Consider the following data.

2 C6H6(l) + 15 O2(g) ---> 12 CO2(g) + 6 H2O(l) G° = -6399 kJ

C(s) + O2(g) --> CO2(g) G° = -394 kJ

H2(g) + 1/2 O2(g) ---> H2O(l) G° = -237 kJ

Calculate G° for the following reaction.

6 C(s) + 3 H2(g) --> C6H6(l)

Im confused, I leave the first reaction alone, I then reverse the second reaction and multipy it by twelve to get:12CO2 --->12C +

12O2...therefore delta g reverses sign and 12 times before..4728

Then I combine the first and the second, to receive a simplified chemical equation; 2C6H6 + 302--->12C+6H2O

Then I reverse the third to get H2O(l) --->H2(g) + 1/2 O2(g), and I multipy it by 6, the delta g now becomes: 1422

So the two reactions I am left with are: 2C6H6 + 302--->12C+6H2O

6H2O(l) --->6H2(g) + 3O2(g)..canceling out the common things leave me with..

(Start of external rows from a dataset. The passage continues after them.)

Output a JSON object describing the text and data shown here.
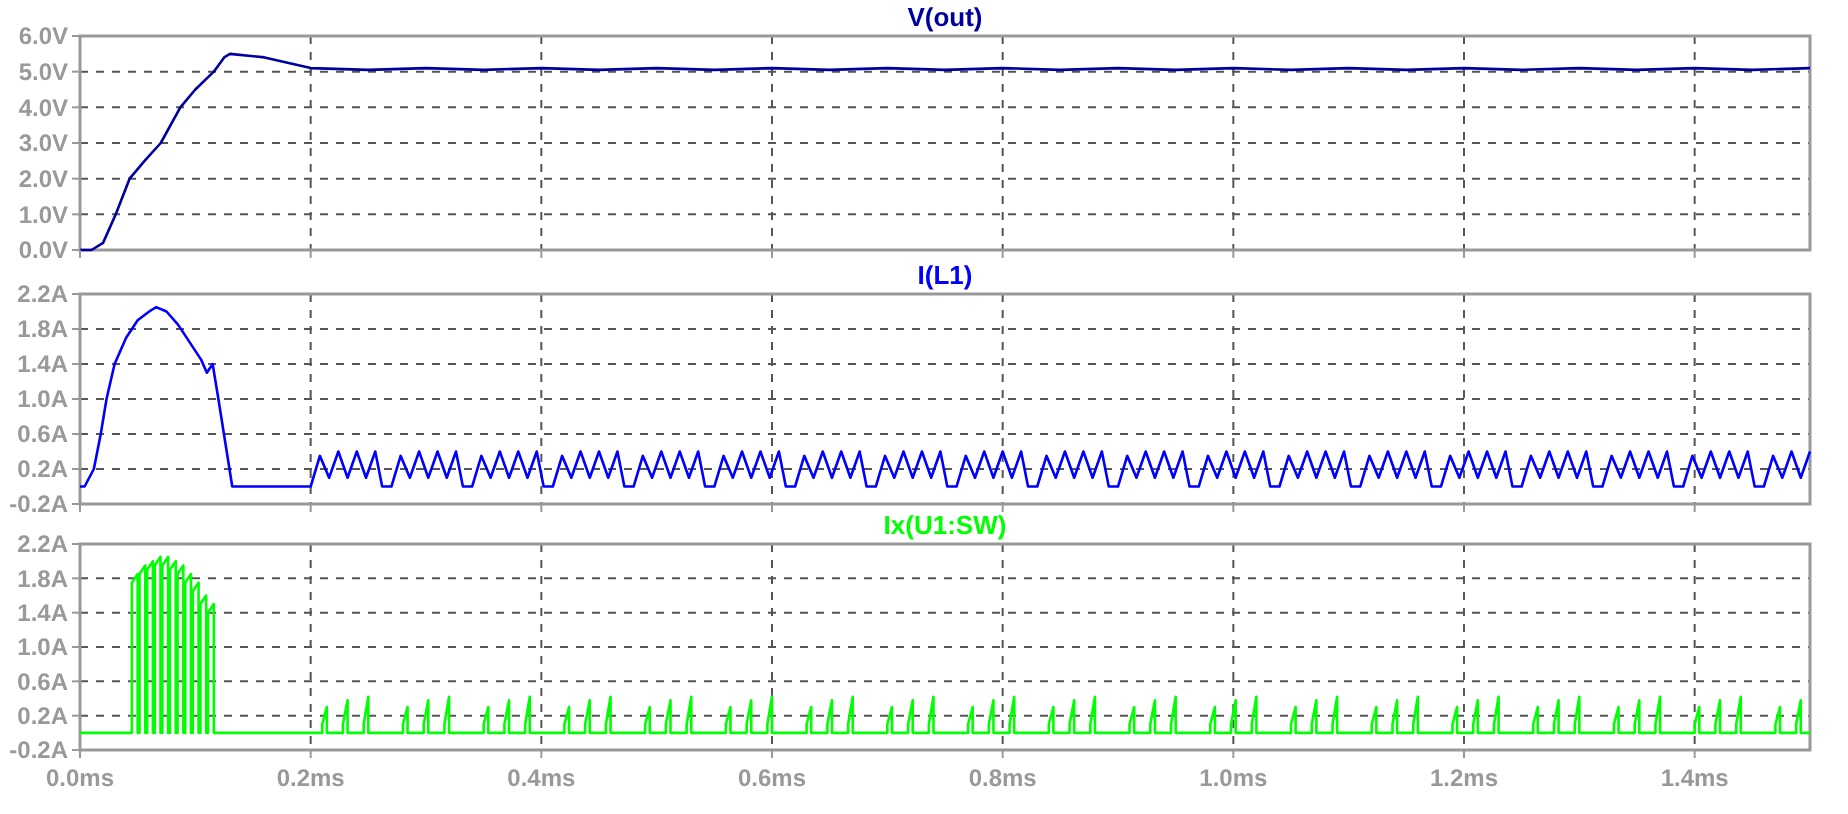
{
  "chart_data": [
    {
      "type": "line",
      "title": "V(out)",
      "xlim": [
        0,
        1.5
      ],
      "ylim": [
        0,
        6
      ],
      "tick_labels": "y",
      "grid": true,
      "line_style": "solid",
      "xticks": [
        {
          "value": 0,
          "label": null
        },
        {
          "value": 0.2,
          "label": null
        },
        {
          "value": 0.4,
          "label": null
        },
        {
          "value": 0.6,
          "label": null
        },
        {
          "value": 0.8,
          "label": null
        },
        {
          "value": 1.0,
          "label": null
        },
        {
          "value": 1.2,
          "label": null
        },
        {
          "value": 1.4,
          "label": null
        }
      ],
      "yticks": [
        {
          "value": 0,
          "label": "0.0V"
        },
        {
          "value": 1,
          "label": "1.0V"
        },
        {
          "value": 2,
          "label": "2.0V"
        },
        {
          "value": 3,
          "label": "3.0V"
        },
        {
          "value": 4,
          "label": "4.0V"
        },
        {
          "value": 5,
          "label": "5.0V"
        },
        {
          "value": 6,
          "label": "6.0V"
        }
      ],
      "series": [
        {
          "color": "#0000a0",
          "x": [
            0,
            0.01,
            0.02,
            0.031,
            0.043,
            0.056,
            0.07,
            0.087,
            0.1,
            0.116,
            0.125,
            0.13,
            0.16,
            0.2,
            0.25,
            0.3,
            0.35,
            0.4,
            0.45,
            0.5,
            0.55,
            0.6,
            0.65,
            0.7,
            0.75,
            0.8,
            0.85,
            0.9,
            0.95,
            1.0,
            1.05,
            1.1,
            1.15,
            1.2,
            1.25,
            1.3,
            1.35,
            1.4,
            1.45,
            1.5
          ],
          "values": [
            0,
            0,
            0.2,
            1.0,
            2.0,
            2.5,
            3.0,
            4.0,
            4.5,
            5.0,
            5.4,
            5.5,
            5.4,
            5.1,
            5.05,
            5.1,
            5.05,
            5.1,
            5.05,
            5.1,
            5.05,
            5.1,
            5.05,
            5.1,
            5.05,
            5.1,
            5.05,
            5.1,
            5.05,
            5.1,
            5.05,
            5.1,
            5.05,
            5.1,
            5.05,
            5.1,
            5.05,
            5.1,
            5.05,
            5.1
          ]
        }
      ]
    },
    {
      "type": "line",
      "title": "I(L1)",
      "xlim": [
        0,
        1.5
      ],
      "ylim": [
        -0.2,
        2.2
      ],
      "tick_labels": "y",
      "grid": true,
      "line_style": "solid",
      "xticks": [
        {
          "value": 0,
          "label": null
        },
        {
          "value": 0.2,
          "label": null
        },
        {
          "value": 0.4,
          "label": null
        },
        {
          "value": 0.6,
          "label": null
        },
        {
          "value": 0.8,
          "label": null
        },
        {
          "value": 1.0,
          "label": null
        },
        {
          "value": 1.2,
          "label": null
        },
        {
          "value": 1.4,
          "label": null
        }
      ],
      "yticks": [
        {
          "value": -0.2,
          "label": "-0.2A"
        },
        {
          "value": 0.2,
          "label": "0.2A"
        },
        {
          "value": 0.6,
          "label": "0.6A"
        },
        {
          "value": 1.0,
          "label": "1.0A"
        },
        {
          "value": 1.4,
          "label": "1.4A"
        },
        {
          "value": 1.8,
          "label": "1.8A"
        },
        {
          "value": 2.2,
          "label": "2.2A"
        }
      ],
      "series": [
        {
          "color": "#0000ff",
          "x": [
            0,
            0.004,
            0.012,
            0.018,
            0.023,
            0.03,
            0.04,
            0.05,
            0.06,
            0.066,
            0.075,
            0.085,
            0.095,
            0.105,
            0.11,
            0.115,
            0.12,
            0.132,
            0.2,
            0.208,
            0.216,
            0.224,
            0.232,
            0.24,
            0.248,
            0.256,
            0.262,
            0.27,
            0.278,
            0.286,
            0.294,
            0.302,
            0.31,
            0.318,
            0.326,
            0.332,
            0.34,
            0.348,
            0.356,
            0.364,
            0.372,
            0.38,
            0.388,
            0.396,
            0.402,
            0.41,
            0.418,
            0.426,
            0.434,
            0.442,
            0.45,
            0.458,
            0.466,
            0.472,
            0.48,
            0.488,
            0.496,
            0.504,
            0.512,
            0.52,
            0.528,
            0.536,
            0.542,
            0.55,
            0.558,
            0.566,
            0.574,
            0.582,
            0.59,
            0.598,
            0.606,
            0.612,
            0.62,
            0.628,
            0.636,
            0.644,
            0.652,
            0.66,
            0.668,
            0.676,
            0.682,
            0.69,
            0.698,
            0.706,
            0.714,
            0.722,
            0.73,
            0.738,
            0.746,
            0.752,
            0.76,
            0.768,
            0.776,
            0.784,
            0.792,
            0.8,
            0.808,
            0.816,
            0.822,
            0.83,
            0.838,
            0.846,
            0.854,
            0.862,
            0.87,
            0.878,
            0.886,
            0.892,
            0.9,
            0.908,
            0.916,
            0.924,
            0.932,
            0.94,
            0.948,
            0.956,
            0.962,
            0.97,
            0.978,
            0.986,
            0.994,
            1.002,
            1.01,
            1.018,
            1.026,
            1.032,
            1.04,
            1.048,
            1.056,
            1.064,
            1.072,
            1.08,
            1.088,
            1.096,
            1.102,
            1.11,
            1.118,
            1.126,
            1.134,
            1.142,
            1.15,
            1.158,
            1.166,
            1.172,
            1.18,
            1.188,
            1.196,
            1.204,
            1.212,
            1.22,
            1.228,
            1.236,
            1.242,
            1.25,
            1.258,
            1.266,
            1.274,
            1.282,
            1.29,
            1.298,
            1.306,
            1.312,
            1.32,
            1.328,
            1.336,
            1.344,
            1.352,
            1.36,
            1.368,
            1.376,
            1.382,
            1.39,
            1.398,
            1.406,
            1.414,
            1.422,
            1.43,
            1.438,
            1.446,
            1.452,
            1.46,
            1.468,
            1.476,
            1.484,
            1.492,
            1.5
          ],
          "values": [
            0,
            0,
            0.2,
            0.6,
            1.0,
            1.4,
            1.7,
            1.9,
            2.0,
            2.05,
            2.0,
            1.85,
            1.65,
            1.45,
            1.3,
            1.4,
            1.0,
            0,
            0,
            0.35,
            0.1,
            0.4,
            0.1,
            0.4,
            0.1,
            0.4,
            0,
            0,
            0.35,
            0.1,
            0.4,
            0.1,
            0.4,
            0.1,
            0.4,
            0,
            0,
            0.35,
            0.1,
            0.4,
            0.1,
            0.4,
            0.1,
            0.4,
            0,
            0,
            0.35,
            0.1,
            0.4,
            0.1,
            0.4,
            0.1,
            0.4,
            0,
            0,
            0.35,
            0.1,
            0.4,
            0.1,
            0.4,
            0.1,
            0.4,
            0,
            0,
            0.35,
            0.1,
            0.4,
            0.1,
            0.4,
            0.1,
            0.4,
            0,
            0,
            0.35,
            0.1,
            0.4,
            0.1,
            0.4,
            0.1,
            0.4,
            0,
            0,
            0.35,
            0.1,
            0.4,
            0.1,
            0.4,
            0.1,
            0.4,
            0,
            0,
            0.35,
            0.1,
            0.4,
            0.1,
            0.4,
            0.1,
            0.4,
            0,
            0,
            0.35,
            0.1,
            0.4,
            0.1,
            0.4,
            0.1,
            0.4,
            0,
            0,
            0.35,
            0.1,
            0.4,
            0.1,
            0.4,
            0.1,
            0.4,
            0,
            0,
            0.35,
            0.1,
            0.4,
            0.1,
            0.4,
            0.1,
            0.4,
            0,
            0,
            0.35,
            0.1,
            0.4,
            0.1,
            0.4,
            0.1,
            0.4,
            0,
            0,
            0.35,
            0.1,
            0.4,
            0.1,
            0.4,
            0.1,
            0.4,
            0,
            0,
            0.35,
            0.1,
            0.4,
            0.1,
            0.4,
            0.1,
            0.4,
            0,
            0,
            0.35,
            0.1,
            0.4,
            0.1,
            0.4,
            0.1,
            0.4,
            0,
            0,
            0.35,
            0.1,
            0.4,
            0.1,
            0.4,
            0.1,
            0.4,
            0,
            0,
            0.35,
            0.1,
            0.4,
            0.1,
            0.4,
            0.1,
            0.4,
            0,
            0,
            0.35,
            0.1,
            0.4,
            0.1,
            0.4
          ]
        }
      ]
    },
    {
      "type": "line",
      "title": "Ix(U1:SW)",
      "xlim": [
        0,
        1.5
      ],
      "ylim": [
        -0.2,
        2.2
      ],
      "grid": true,
      "line_style": "solid",
      "xticks": [
        {
          "value": 0,
          "label": "0.0ms"
        },
        {
          "value": 0.2,
          "label": "0.2ms"
        },
        {
          "value": 0.4,
          "label": "0.4ms"
        },
        {
          "value": 0.6,
          "label": "0.6ms"
        },
        {
          "value": 0.8,
          "label": "0.8ms"
        },
        {
          "value": 1.0,
          "label": "1.0ms"
        },
        {
          "value": 1.2,
          "label": "1.2ms"
        },
        {
          "value": 1.4,
          "label": "1.4ms"
        }
      ],
      "yticks": [
        {
          "value": -0.2,
          "label": "-0.2A"
        },
        {
          "value": 0.2,
          "label": "0.2A"
        },
        {
          "value": 0.6,
          "label": "0.6A"
        },
        {
          "value": 1.0,
          "label": "1.0A"
        },
        {
          "value": 1.4,
          "label": "1.4A"
        },
        {
          "value": 1.8,
          "label": "1.8A"
        },
        {
          "value": 2.2,
          "label": "2.2A"
        }
      ],
      "series": [
        {
          "color": "#00ff00",
          "x": [
            0,
            0.045,
            0.045,
            0.05,
            0.05,
            0.0516,
            0.0516,
            0.0566,
            0.0566,
            0.0582,
            0.0582,
            0.0632,
            0.0632,
            0.0648,
            0.0648,
            0.0698,
            0.0698,
            0.0714,
            0.0714,
            0.0764,
            0.0764,
            0.078,
            0.078,
            0.083,
            0.083,
            0.0846,
            0.0846,
            0.0896,
            0.0896,
            0.0912,
            0.0912,
            0.0962,
            0.0962,
            0.0978,
            0.0978,
            0.1028,
            0.1028,
            0.1044,
            0.1044,
            0.1094,
            0.1094,
            0.111,
            0.111,
            0.116,
            0.116,
            0.21,
            0.21,
            0.214,
            0.214,
            0.228,
            0.228,
            0.232,
            0.232,
            0.246,
            0.246,
            0.25,
            0.25,
            0.28,
            0.28,
            0.284,
            0.284,
            0.298,
            0.298,
            0.302,
            0.302,
            0.316,
            0.316,
            0.32,
            0.32,
            0.35,
            0.35,
            0.354,
            0.354,
            0.368,
            0.368,
            0.372,
            0.372,
            0.386,
            0.386,
            0.39,
            0.39,
            0.42,
            0.42,
            0.424,
            0.424,
            0.438,
            0.438,
            0.442,
            0.442,
            0.456,
            0.456,
            0.46,
            0.46,
            0.49,
            0.49,
            0.494,
            0.494,
            0.508,
            0.508,
            0.512,
            0.512,
            0.526,
            0.526,
            0.53,
            0.53,
            0.56,
            0.56,
            0.564,
            0.564,
            0.578,
            0.578,
            0.582,
            0.582,
            0.596,
            0.596,
            0.6,
            0.6,
            0.63,
            0.63,
            0.634,
            0.634,
            0.648,
            0.648,
            0.652,
            0.652,
            0.666,
            0.666,
            0.67,
            0.67,
            0.7,
            0.7,
            0.704,
            0.704,
            0.718,
            0.718,
            0.722,
            0.722,
            0.736,
            0.736,
            0.74,
            0.74,
            0.77,
            0.77,
            0.774,
            0.774,
            0.788,
            0.788,
            0.792,
            0.792,
            0.806,
            0.806,
            0.81,
            0.81,
            0.84,
            0.84,
            0.844,
            0.844,
            0.858,
            0.858,
            0.862,
            0.862,
            0.876,
            0.876,
            0.88,
            0.88,
            0.91,
            0.91,
            0.914,
            0.914,
            0.928,
            0.928,
            0.932,
            0.932,
            0.946,
            0.946,
            0.95,
            0.95,
            0.98,
            0.98,
            0.984,
            0.984,
            0.998,
            0.998,
            1.002,
            1.002,
            1.016,
            1.016,
            1.02,
            1.02,
            1.05,
            1.05,
            1.054,
            1.054,
            1.068,
            1.068,
            1.072,
            1.072,
            1.086,
            1.086,
            1.09,
            1.09,
            1.12,
            1.12,
            1.124,
            1.124,
            1.138,
            1.138,
            1.142,
            1.142,
            1.156,
            1.156,
            1.16,
            1.16,
            1.19,
            1.19,
            1.194,
            1.194,
            1.208,
            1.208,
            1.212,
            1.212,
            1.226,
            1.226,
            1.23,
            1.23,
            1.26,
            1.26,
            1.264,
            1.264,
            1.278,
            1.278,
            1.282,
            1.282,
            1.296,
            1.296,
            1.3,
            1.3,
            1.33,
            1.33,
            1.334,
            1.334,
            1.348,
            1.348,
            1.352,
            1.352,
            1.366,
            1.366,
            1.37,
            1.37,
            1.4,
            1.4,
            1.404,
            1.404,
            1.418,
            1.418,
            1.422,
            1.422,
            1.436,
            1.436,
            1.44,
            1.44,
            1.47,
            1.47,
            1.474,
            1.474,
            1.488,
            1.488,
            1.492,
            1.492,
            1.5
          ],
          "values": [
            0,
            0,
            1.75,
            1.85,
            0,
            0,
            1.85,
            1.95,
            0,
            0,
            1.9,
            2.0,
            0,
            0,
            1.95,
            2.05,
            0,
            0,
            1.95,
            2.05,
            0,
            0,
            1.9,
            2.0,
            0,
            0,
            1.85,
            1.95,
            0,
            0,
            1.75,
            1.85,
            0,
            0,
            1.65,
            1.75,
            0,
            0,
            1.5,
            1.6,
            0,
            0,
            1.4,
            1.5,
            0,
            0,
            0.1,
            0.3,
            0,
            0,
            0.1,
            0.38,
            0,
            0,
            0.1,
            0.42,
            0,
            0,
            0.1,
            0.3,
            0,
            0,
            0.1,
            0.38,
            0,
            0,
            0.1,
            0.42,
            0,
            0,
            0.1,
            0.3,
            0,
            0,
            0.1,
            0.38,
            0,
            0,
            0.1,
            0.42,
            0,
            0,
            0.1,
            0.3,
            0,
            0,
            0.1,
            0.38,
            0,
            0,
            0.1,
            0.42,
            0,
            0,
            0.1,
            0.3,
            0,
            0,
            0.1,
            0.38,
            0,
            0,
            0.1,
            0.42,
            0,
            0,
            0.1,
            0.3,
            0,
            0,
            0.1,
            0.38,
            0,
            0,
            0.1,
            0.42,
            0,
            0,
            0.1,
            0.3,
            0,
            0,
            0.1,
            0.38,
            0,
            0,
            0.1,
            0.42,
            0,
            0,
            0.1,
            0.3,
            0,
            0,
            0.1,
            0.38,
            0,
            0,
            0.1,
            0.42,
            0,
            0,
            0.1,
            0.3,
            0,
            0,
            0.1,
            0.38,
            0,
            0,
            0.1,
            0.42,
            0,
            0,
            0.1,
            0.3,
            0,
            0,
            0.1,
            0.38,
            0,
            0,
            0.1,
            0.42,
            0,
            0,
            0.1,
            0.3,
            0,
            0,
            0.1,
            0.38,
            0,
            0,
            0.1,
            0.42,
            0,
            0,
            0.1,
            0.3,
            0,
            0,
            0.1,
            0.38,
            0,
            0,
            0.1,
            0.42,
            0,
            0,
            0.1,
            0.3,
            0,
            0,
            0.1,
            0.38,
            0,
            0,
            0.1,
            0.42,
            0,
            0,
            0.1,
            0.3,
            0,
            0,
            0.1,
            0.38,
            0,
            0,
            0.1,
            0.42,
            0,
            0,
            0.1,
            0.3,
            0,
            0,
            0.1,
            0.38,
            0,
            0,
            0.1,
            0.42,
            0,
            0,
            0.1,
            0.3,
            0,
            0,
            0.1,
            0.38,
            0,
            0,
            0.1,
            0.42,
            0,
            0,
            0.1,
            0.3,
            0,
            0,
            0.1,
            0.38,
            0,
            0,
            0.1,
            0.42,
            0,
            0,
            0.1,
            0.3,
            0,
            0,
            0.1,
            0.38,
            0,
            0,
            0.1,
            0.42,
            0,
            0,
            0.1,
            0.3,
            0,
            0,
            0.1,
            0.38,
            0,
            0
          ]
        }
      ]
    }
  ]
}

2C6H6 ---> 12C + 6H2 which has a delta g of -249...I then divided this by two, to get the actual final equation, so now the delta G becomes 124.5, I then again reverse the equation, to my final delta g is 124.5.

...I dont know if this is exactly right, so if someone could help me, thanks.